We leave Harrods and head for lunch and high tea. Now I know what you’re thinking. Tea time is 4 p.m. in England. Yes, you are correct. However, we’re well acquainted with the tea rituals here - after all, Grainne was born and raised in England. And we know what’s in store. Food… A lot of food.

High tea starts with sandwiches .

I spent quite a lot of time looking for the right place to have tea. I was trying to avoid the big department store and grand hotels. I wanted quaint. Intimate. Charming. I think I managed to hit the mark.

Ladies and gentlemen - let me introduce you to the Montague Hotel. Located on Russell Square, in the heart of Bloomsbury and around the corner from the British Library. The hotel describes itself as “quintessentially British,” and that is probably an understatement. As you’re greeted at the front by a doorman in a frock coat and enter the hotel, you’re taken back to the early 19th Century with plush furnishings and deep maroon interiors. One of the inn’s top features is the Leopard Bar, with - yes - leopard skin wallpaper and a deeply polished wooden bar. It reminds one of a time and place where gentlemen would retire in the evenings for cigars and brandies.

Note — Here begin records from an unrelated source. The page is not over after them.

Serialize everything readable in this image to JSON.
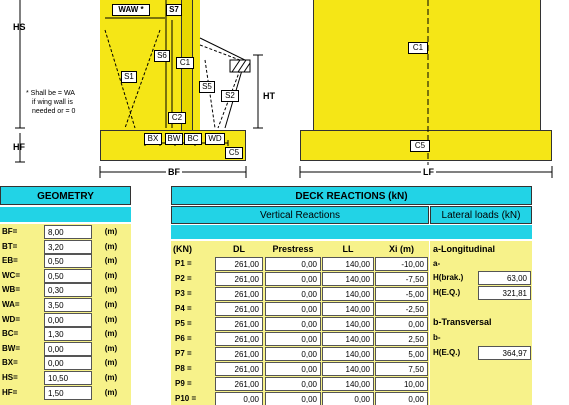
{
  "drawing": {
    "left_labels": {
      "hs": "HS",
      "hf": "HF"
    },
    "waw": "WAW *",
    "s7": "S7",
    "s6": "S6",
    "c1": "C1",
    "s1": "S1",
    "s5": "S5",
    "s2": "S2",
    "c2": "C2",
    "c5": "C5",
    "ht": "HT",
    "bf": "BF",
    "bottom_labels": [
      "BX",
      "BW",
      "BC",
      "WD"
    ],
    "note": [
      "* Shall  be = WA",
      "if wing wall is",
      "needed  or = 0"
    ],
    "right_c1": "C1",
    "right_c5": "C5",
    "lf": "LF"
  },
  "geometry": {
    "title": "GEOMETRY",
    "rows": [
      {
        "label": "BF=",
        "value": "8,00",
        "unit": "(m)"
      },
      {
        "label": "BT=",
        "value": "3,20",
        "unit": "(m)"
      },
      {
        "label": "EB=",
        "value": "0,50",
        "unit": "(m)"
      },
      {
        "label": "WC=",
        "value": "0,50",
        "unit": "(m)"
      },
      {
        "label": "WB=",
        "value": "0,30",
        "unit": "(m)"
      },
      {
        "label": "WA=",
        "value": "3,50",
        "unit": "(m)"
      },
      {
        "label": "WD=",
        "value": "0,00",
        "unit": "(m)"
      },
      {
        "label": "BC=",
        "value": "1,30",
        "unit": "(m)"
      },
      {
        "label": "BW=",
        "value": "0,00",
        "unit": "(m)"
      },
      {
        "label": "BX=",
        "value": "0,00",
        "unit": "(m)"
      },
      {
        "label": "HS=",
        "value": "10,50",
        "unit": "(m)"
      },
      {
        "label": "HF=",
        "value": "1,50",
        "unit": "(m)"
      }
    ]
  },
  "deck": {
    "title": "DECK REACTIONS (kN)",
    "vertical_title": "Vertical Reactions",
    "lateral_title": "Lateral loads (kN)",
    "columns": [
      "(KN)",
      "DL",
      "Prestress",
      "LL",
      "Xi (m)"
    ],
    "rows": [
      {
        "label": "P1 =",
        "dl": "261,00",
        "pre": "0,00",
        "ll": "140,00",
        "xi": "-10,00"
      },
      {
        "label": "P2 =",
        "dl": "261,00",
        "pre": "0,00",
        "ll": "140,00",
        "xi": "-7,50"
      },
      {
        "label": "P3 =",
        "dl": "261,00",
        "pre": "0,00",
        "ll": "140,00",
        "xi": "-5,00"
      },
      {
        "label": "P4 =",
        "dl": "261,00",
        "pre": "0,00",
        "ll": "140,00",
        "xi": "-2,50"
      },
      {
        "label": "P5 =",
        "dl": "261,00",
        "pre": "0,00",
        "ll": "140,00",
        "xi": "0,00"
      },
      {
        "label": "P6 =",
        "dl": "261,00",
        "pre": "0,00",
        "ll": "140,00",
        "xi": "2,50"
      },
      {
        "label": "P7 =",
        "dl": "261,00",
        "pre": "0,00",
        "ll": "140,00",
        "xi": "5,00"
      },
      {
        "label": "P8 =",
        "dl": "261,00",
        "pre": "0,00",
        "ll": "140,00",
        "xi": "7,50"
      },
      {
        "label": "P9 =",
        "dl": "261,00",
        "pre": "0,00",
        "ll": "140,00",
        "xi": "10,00"
      },
      {
        "label": "P10 =",
        "dl": "0,00",
        "pre": "0,00",
        "ll": "0,00",
        "xi": "0,00"
      }
    ],
    "lateral": {
      "longitudinal": "a-Longitudinal",
      "a": "a-",
      "hbrak_label": "H(brak.)",
      "hbrak_value": "63,00",
      "heq_label": "H(E.Q.)",
      "heq_value": "321,81",
      "transversal": "b-Transversal",
      "b": "b-",
      "heq2_label": "H(E.Q.)",
      "heq2_value": "364,97"
    }
  },
  "colors": {
    "yellow": "#f5e616",
    "cyan": "#22d3e6"
  }
}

But we’re there for tea, so we pass by the Leopard Bar into the conservatory, where we are seated by a window overlooking the gardens on the back of the hotel. A young man named Declan, clothed in a dapper suit (and face mask) looks after us. First we select our tea. We both choose Assam, a rich strong black tea. Soon, Declan delivers sandwiches - smoked salmon, cucumber, egg salad and chicken salad. Next he arrives with plates of scones with jam and clotted cream. Chocolate cake, cheese cake, fruit tarts, macaron, custard.

OMG. It’s overwhelming.

It’s simply impossible to finish it, even over the two hours we spent munching and sipping tea.

High tea at the Montague Hotel

We’re so taken with the hotel and its staff, we cheekily ask if we can have a look at one of the rooms. One of Declan’s colleagues happily agrees and proceeds to give us the grand tour of the Guv’nors Suite which includes two bedrooms, a rolltop copper bath, a kitchen and a private patio to the garden.

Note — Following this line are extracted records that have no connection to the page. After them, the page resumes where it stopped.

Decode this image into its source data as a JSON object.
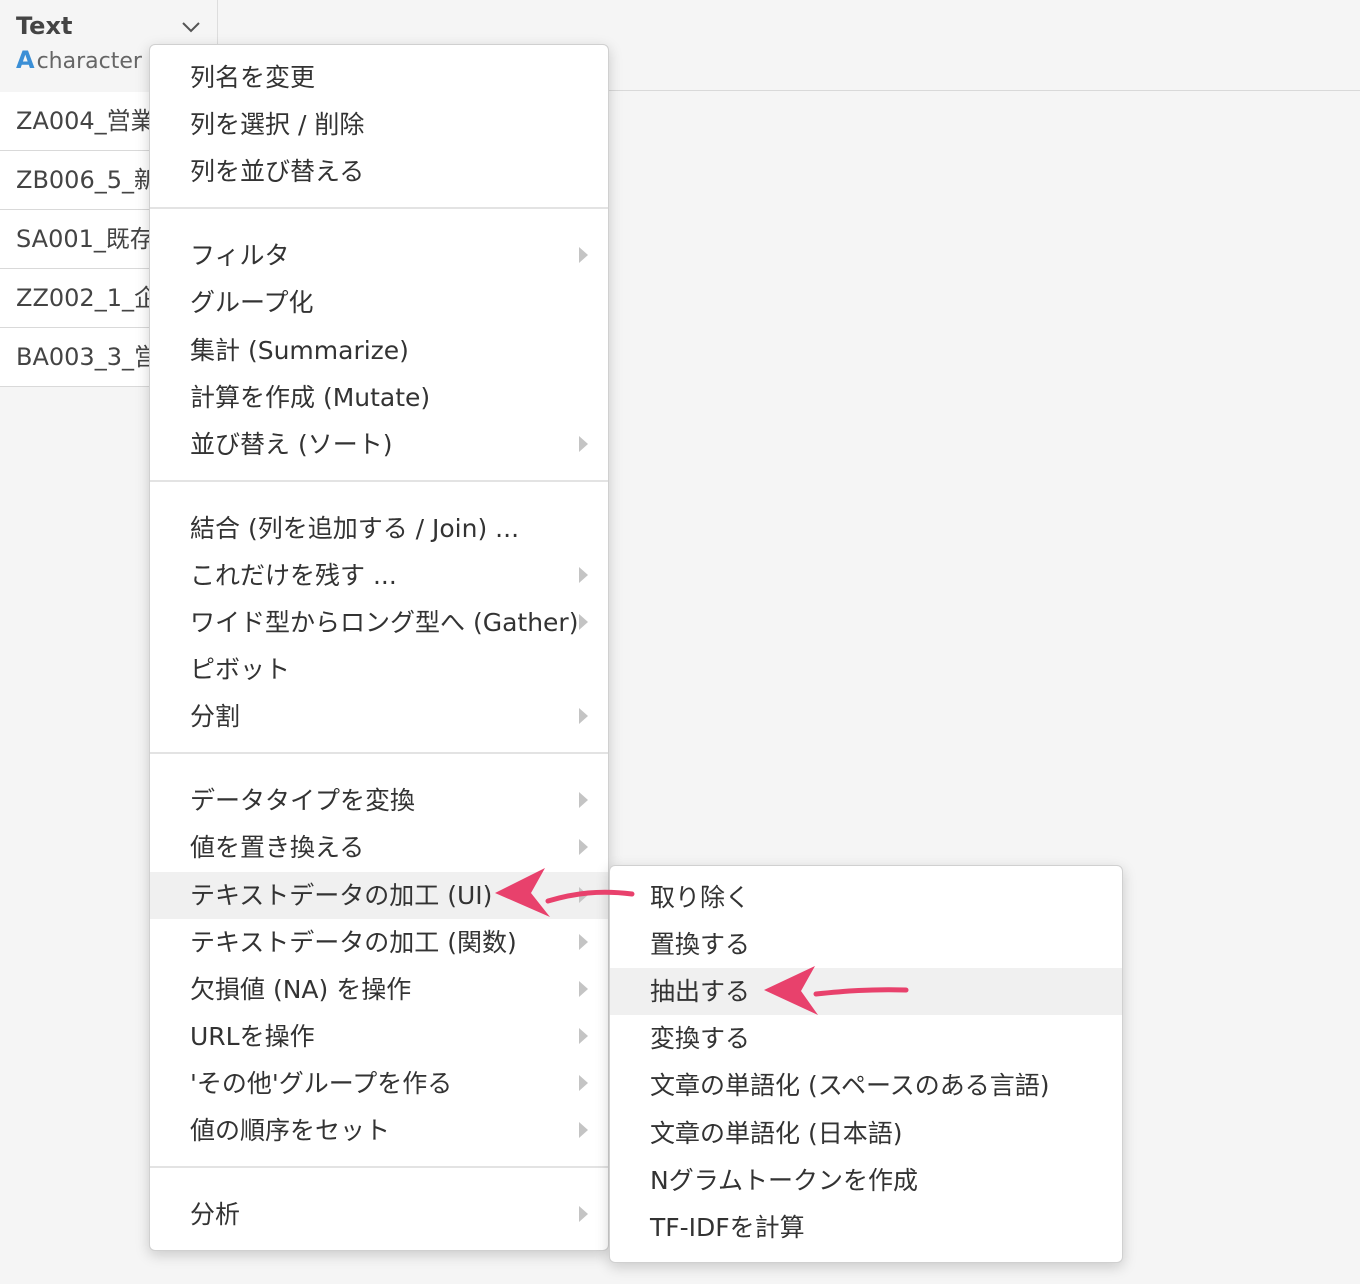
{
  "column": {
    "name": "Text",
    "type_icon": "A",
    "type": "character"
  },
  "rows": [
    "ZA004_営業",
    "ZB006_5_新",
    "SA001_既存",
    "ZZ002_1_企",
    "BA003_3_営"
  ],
  "main_menu": {
    "groups": [
      [
        {
          "label": "列名を変更",
          "has_submenu": false
        },
        {
          "label": "列を選択 / 削除",
          "has_submenu": false
        },
        {
          "label": "列を並び替える",
          "has_submenu": false
        }
      ],
      [
        {
          "label": "フィルタ",
          "has_submenu": true
        },
        {
          "label": "グループ化",
          "has_submenu": false
        },
        {
          "label": "集計 (Summarize)",
          "has_submenu": false
        },
        {
          "label": "計算を作成 (Mutate)",
          "has_submenu": false
        },
        {
          "label": "並び替え (ソート)",
          "has_submenu": true
        }
      ],
      [
        {
          "label": "結合 (列を追加する / Join) ...",
          "has_submenu": false
        },
        {
          "label": "これだけを残す ...",
          "has_submenu": true
        },
        {
          "label": "ワイド型からロング型へ (Gather)",
          "has_submenu": true
        },
        {
          "label": "ピボット",
          "has_submenu": false
        },
        {
          "label": "分割",
          "has_submenu": true
        }
      ],
      [
        {
          "label": "データタイプを変換",
          "has_submenu": true
        },
        {
          "label": "値を置き換える",
          "has_submenu": true
        },
        {
          "label": "テキストデータの加工 (UI)",
          "has_submenu": true,
          "active": true
        },
        {
          "label": "テキストデータの加工 (関数)",
          "has_submenu": true
        },
        {
          "label": "欠損値 (NA) を操作",
          "has_submenu": true
        },
        {
          "label": "URLを操作",
          "has_submenu": true
        },
        {
          "label": "'その他'グループを作る",
          "has_submenu": true
        },
        {
          "label": "値の順序をセット",
          "has_submenu": true
        }
      ],
      [
        {
          "label": "分析",
          "has_submenu": true
        }
      ]
    ]
  },
  "sub_menu": {
    "items": [
      {
        "label": "取り除く"
      },
      {
        "label": "置換する"
      },
      {
        "label": "抽出する",
        "active": true
      },
      {
        "label": "変換する"
      },
      {
        "label": "文章の単語化 (スペースのある言語)"
      },
      {
        "label": "文章の単語化 (日本語)"
      },
      {
        "label": "Nグラムトークンを作成"
      },
      {
        "label": "TF-IDFを計算"
      }
    ]
  },
  "colors": {
    "annotation_arrow": "#e8416c",
    "type_icon": "#3b8fd6",
    "active_item_bg": "#f0f0f0"
  },
  "icons": {
    "column_menu": "chevron-down-icon",
    "submenu": "submenu-arrow-icon",
    "annotation": "pointer-arrow-icon"
  }
}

The hotel also provides private butlers and chefs. You know, just in case you really need pampering.

We thank our host for the tour and promise to stay with them next time… perhaps in the standard room.

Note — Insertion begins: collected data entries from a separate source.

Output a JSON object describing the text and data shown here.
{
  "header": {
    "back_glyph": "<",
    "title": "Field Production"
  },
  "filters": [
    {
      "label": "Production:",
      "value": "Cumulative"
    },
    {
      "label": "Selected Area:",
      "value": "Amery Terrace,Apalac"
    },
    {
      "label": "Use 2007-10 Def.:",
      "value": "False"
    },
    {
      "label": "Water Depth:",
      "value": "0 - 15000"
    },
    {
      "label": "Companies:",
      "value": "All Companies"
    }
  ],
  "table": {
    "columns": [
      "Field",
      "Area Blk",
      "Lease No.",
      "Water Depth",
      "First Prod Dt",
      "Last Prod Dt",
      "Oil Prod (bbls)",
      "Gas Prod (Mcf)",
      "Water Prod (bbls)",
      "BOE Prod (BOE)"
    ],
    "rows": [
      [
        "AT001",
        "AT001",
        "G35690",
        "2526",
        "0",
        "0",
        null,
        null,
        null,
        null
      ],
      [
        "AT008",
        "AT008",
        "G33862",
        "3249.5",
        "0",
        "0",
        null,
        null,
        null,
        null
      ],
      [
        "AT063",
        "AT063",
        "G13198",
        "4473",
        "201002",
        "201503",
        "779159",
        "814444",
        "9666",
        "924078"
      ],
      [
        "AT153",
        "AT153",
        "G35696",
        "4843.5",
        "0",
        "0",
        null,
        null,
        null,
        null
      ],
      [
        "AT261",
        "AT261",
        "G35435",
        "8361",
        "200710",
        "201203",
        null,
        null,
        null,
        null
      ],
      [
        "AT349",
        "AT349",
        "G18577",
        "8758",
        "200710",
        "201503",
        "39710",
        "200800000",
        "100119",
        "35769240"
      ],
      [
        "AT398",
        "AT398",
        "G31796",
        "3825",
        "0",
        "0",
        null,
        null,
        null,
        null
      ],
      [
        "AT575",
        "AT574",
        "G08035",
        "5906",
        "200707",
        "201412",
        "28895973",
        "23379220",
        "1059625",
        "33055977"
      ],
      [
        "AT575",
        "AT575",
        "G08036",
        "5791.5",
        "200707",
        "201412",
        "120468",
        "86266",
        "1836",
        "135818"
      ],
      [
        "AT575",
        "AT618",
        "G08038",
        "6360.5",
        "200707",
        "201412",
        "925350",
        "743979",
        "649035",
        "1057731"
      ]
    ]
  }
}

The Montague and other establishments around London are severely missing the international tourists - especially Americans. And until we get Covid under control, that’s unlikely to change.

After an afternoon rest, Grainne and I head out for one of our favorite London activities - a trip to the theater. We’ve managed to snag a couple of great seats for “Come From Away,” the hit musical detailing the town in Newfoundland that found itself hosting 7,000 air travelers grounded after the 9/11 attacks.

As we arrive at the theater, we are asked to provide proof of vaccination. Luckily we are prepared this time. We show our CDC vaccination cards, the attendants clear us, and we find ourselves in a packed theater. Some of the theater-goers wear masks. Some do not. But at least we’re all vaccinated. There’s a great comfort in that.

There’s nothing quite like going to the theater in London (OK, I”m sure it’s great on Broadway as well, but London is where all my experience is based.) The crowd laughs, cries, claps along with the music. The cast is stellar. The play is uplifting. The whole experience is joyous and unforgettable.

At the theater to see "Come From Away."

Our souls lifted and faith in humanity restored, we head back to our hotel for a late night dinner at the Magenta restaurant. The staff now know us, and look after us with extra care.

We do experience a small hiccup as we try to get into our room. The card key won’t work. Two trips to the front desk for new cards doesn’t solve the problem. The front desk clerk comes up and tries to reset the electronic lock. No luck. He offers us another room down the hall. OK, but we don’t have access to any of our clothes, toiletries or medications. Just as we give up and start to settle down, there’s a knock on the door. He’s managed to get into our room.

Phew. A quick brush of the teeth and wash of the face and it’s off to bed.

A minor inconvenience for an unbelievable day. Good night.